Schizophrenia comes in multiple types, and the most devastating kind seems to be “Catatonic Schizophrenia,” where the patient seems so removed from the society of others that they literally cannot move. Schizophrenia is the most debilitating of all the mental diseases, accounting for about 1% of the total population.
When I was teaching at a Midwestern university, I frequently chatted with the custodian, a sweet and gentle woman who loved to read. One day when we were talking, she told me about her two sons and their father, a man she had been married to for over 25 years. He was a Schizophrenic, under regular care and taking his medications as prescribed. He worked, and had a family life, where he maintained good relationships with his wife and kids. The idea of a Schizophrenic conjures up those images we often see on television: homeless, dirty, rambling, and scary individuals. It is likely far from the reality of most of these people.
Paranoid Schizophrenics are the ones most often depicted in films and on television. It is the most common of the types of Schizophrenia, but like the other kinds, can be treated by regular care and medications, if taken as prescribed. It can include hallucinations and delusional thinking, where the patient hears things and see things that are not real. Sometimes they can be violent, but not always.
Causes of Schizophrenia are both environmental and genetic. One thing that you may find startling is “One precaution is not to smoke marijuana. A recent study showed that a person with the genetic disposition for schizophrenia . . . increased their risk by 1,000% if they also smoked marijuana.” In this era of a social push for the legalization for marijuana will we be creating more Schizophrenics by legalizing this drug? It’s worth considering.
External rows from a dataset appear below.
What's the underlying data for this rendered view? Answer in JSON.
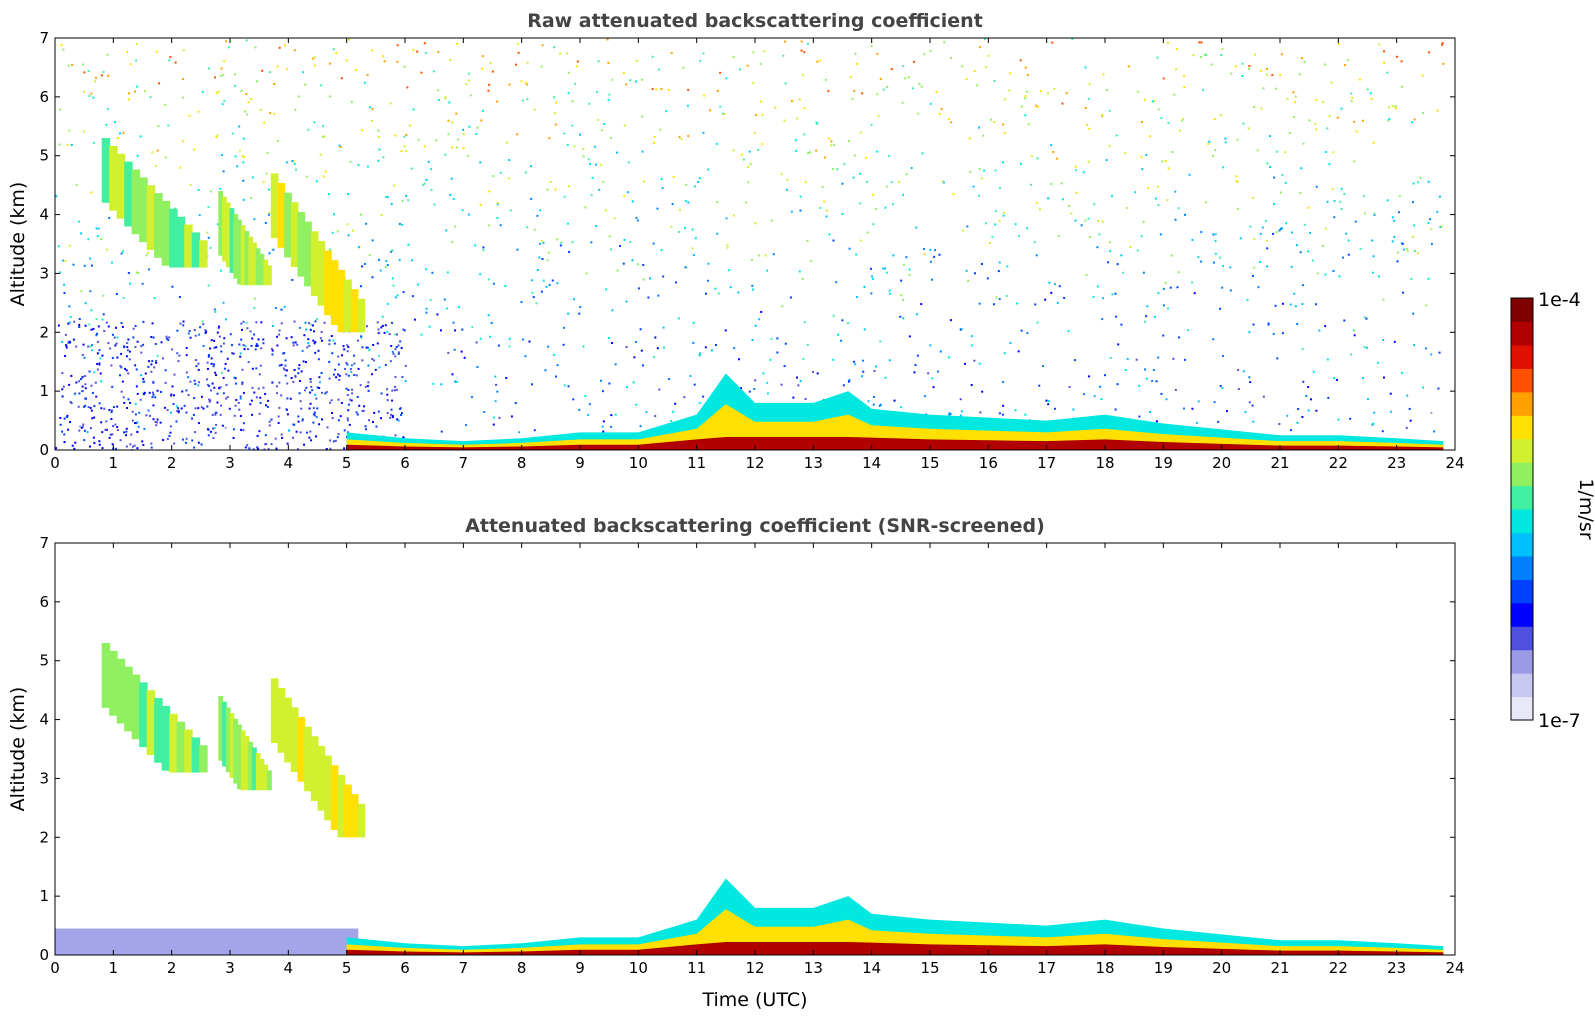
{
  "chart_data": [
    {
      "type": "heatmap",
      "title": "Raw attenuated backscattering coefficient",
      "xlabel": "",
      "ylabel": "Altitude (km)",
      "xlim": [
        0,
        24
      ],
      "ylim": [
        0,
        7
      ],
      "xticks": [
        "0",
        "1",
        "2",
        "3",
        "4",
        "5",
        "6",
        "7",
        "8",
        "9",
        "10",
        "11",
        "12",
        "13",
        "14",
        "15",
        "16",
        "17",
        "18",
        "19",
        "20",
        "21",
        "22",
        "23",
        "24"
      ],
      "yticks": [
        "0",
        "1",
        "2",
        "3",
        "4",
        "5",
        "6",
        "7"
      ],
      "noise_background": true,
      "features": [
        {
          "kind": "cirrus-streak",
          "t_start": 0.8,
          "t_end": 2.6,
          "alt_top": 5.3,
          "alt_bottom": 3.1,
          "level": 0.58
        },
        {
          "kind": "cirrus-streak",
          "t_start": 2.8,
          "t_end": 3.7,
          "alt_top": 4.4,
          "alt_bottom": 2.8,
          "level": 0.6
        },
        {
          "kind": "cirrus-streak",
          "t_start": 3.7,
          "t_end": 5.3,
          "alt_top": 4.7,
          "alt_bottom": 2.0,
          "level": 0.66
        },
        {
          "kind": "boundary-layer",
          "t_start": 5.0,
          "t_end": 23.8,
          "profile_t": [
            5,
            6,
            7,
            8,
            9,
            10,
            11,
            11.5,
            12,
            13,
            13.6,
            14,
            15,
            16,
            17,
            18,
            19,
            20,
            21,
            22,
            23,
            23.8
          ],
          "profile_top": [
            0.3,
            0.2,
            0.15,
            0.2,
            0.3,
            0.3,
            0.6,
            1.3,
            0.8,
            0.8,
            1.0,
            0.7,
            0.6,
            0.55,
            0.5,
            0.6,
            0.45,
            0.35,
            0.25,
            0.25,
            0.2,
            0.15
          ],
          "level": 0.78
        }
      ]
    },
    {
      "type": "heatmap",
      "title": "Attenuated backscattering coefficient (SNR-screened)",
      "xlabel": "Time (UTC)",
      "ylabel": "Altitude (km)",
      "xlim": [
        0,
        24
      ],
      "ylim": [
        0,
        7
      ],
      "xticks": [
        "0",
        "1",
        "2",
        "3",
        "4",
        "5",
        "6",
        "7",
        "8",
        "9",
        "10",
        "11",
        "12",
        "13",
        "14",
        "15",
        "16",
        "17",
        "18",
        "19",
        "20",
        "21",
        "22",
        "23",
        "24"
      ],
      "yticks": [
        "0",
        "1",
        "2",
        "3",
        "4",
        "5",
        "6",
        "7"
      ],
      "noise_background": false,
      "features": [
        {
          "kind": "cirrus-streak",
          "t_start": 0.8,
          "t_end": 2.6,
          "alt_top": 5.3,
          "alt_bottom": 3.1,
          "level": 0.58
        },
        {
          "kind": "cirrus-streak",
          "t_start": 2.8,
          "t_end": 3.7,
          "alt_top": 4.4,
          "alt_bottom": 2.8,
          "level": 0.6
        },
        {
          "kind": "cirrus-streak",
          "t_start": 3.7,
          "t_end": 5.3,
          "alt_top": 4.7,
          "alt_bottom": 2.0,
          "level": 0.66
        },
        {
          "kind": "boundary-layer",
          "t_start": 5.0,
          "t_end": 23.8,
          "profile_t": [
            5,
            6,
            7,
            8,
            9,
            10,
            11,
            11.5,
            12,
            13,
            13.6,
            14,
            15,
            16,
            17,
            18,
            19,
            20,
            21,
            22,
            23,
            23.8
          ],
          "profile_top": [
            0.3,
            0.2,
            0.15,
            0.2,
            0.3,
            0.3,
            0.6,
            1.3,
            0.8,
            0.8,
            1.0,
            0.7,
            0.6,
            0.55,
            0.5,
            0.6,
            0.45,
            0.35,
            0.25,
            0.25,
            0.2,
            0.15
          ],
          "level": 0.78
        }
      ]
    }
  ],
  "colorbar": {
    "label": "1/m/sr",
    "max_label": "1e-4",
    "min_label": "1e-7",
    "colors": [
      "#e8e8f8",
      "#c8c8f0",
      "#9a9ae6",
      "#5050e0",
      "#0000ff",
      "#0040ff",
      "#0080ff",
      "#00c0ff",
      "#00e8e0",
      "#40f0a0",
      "#90f060",
      "#d0f030",
      "#ffe000",
      "#ffa000",
      "#ff5000",
      "#e01000",
      "#b00000",
      "#800000"
    ]
  }
}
Symptoms emerge in most people at mid to late teen years, but can show its emergence for women as late as 30 years old. Recently, very young children were diagnosed with it in the same family, but this is rare, if not a complete misdiagnosis. The disease, in all of its forms and types is enough genetically caused that usually it runs in families, though having a parent with it is not a guarantee that their children will eventually have it.
It isn’t the same as “split personality.” The person who has that has another kind of mental illness, and in medical circles, there’s still plenty of disagreement if split personality is a genuine disorder. Count your blessings if you have neither of these disorders.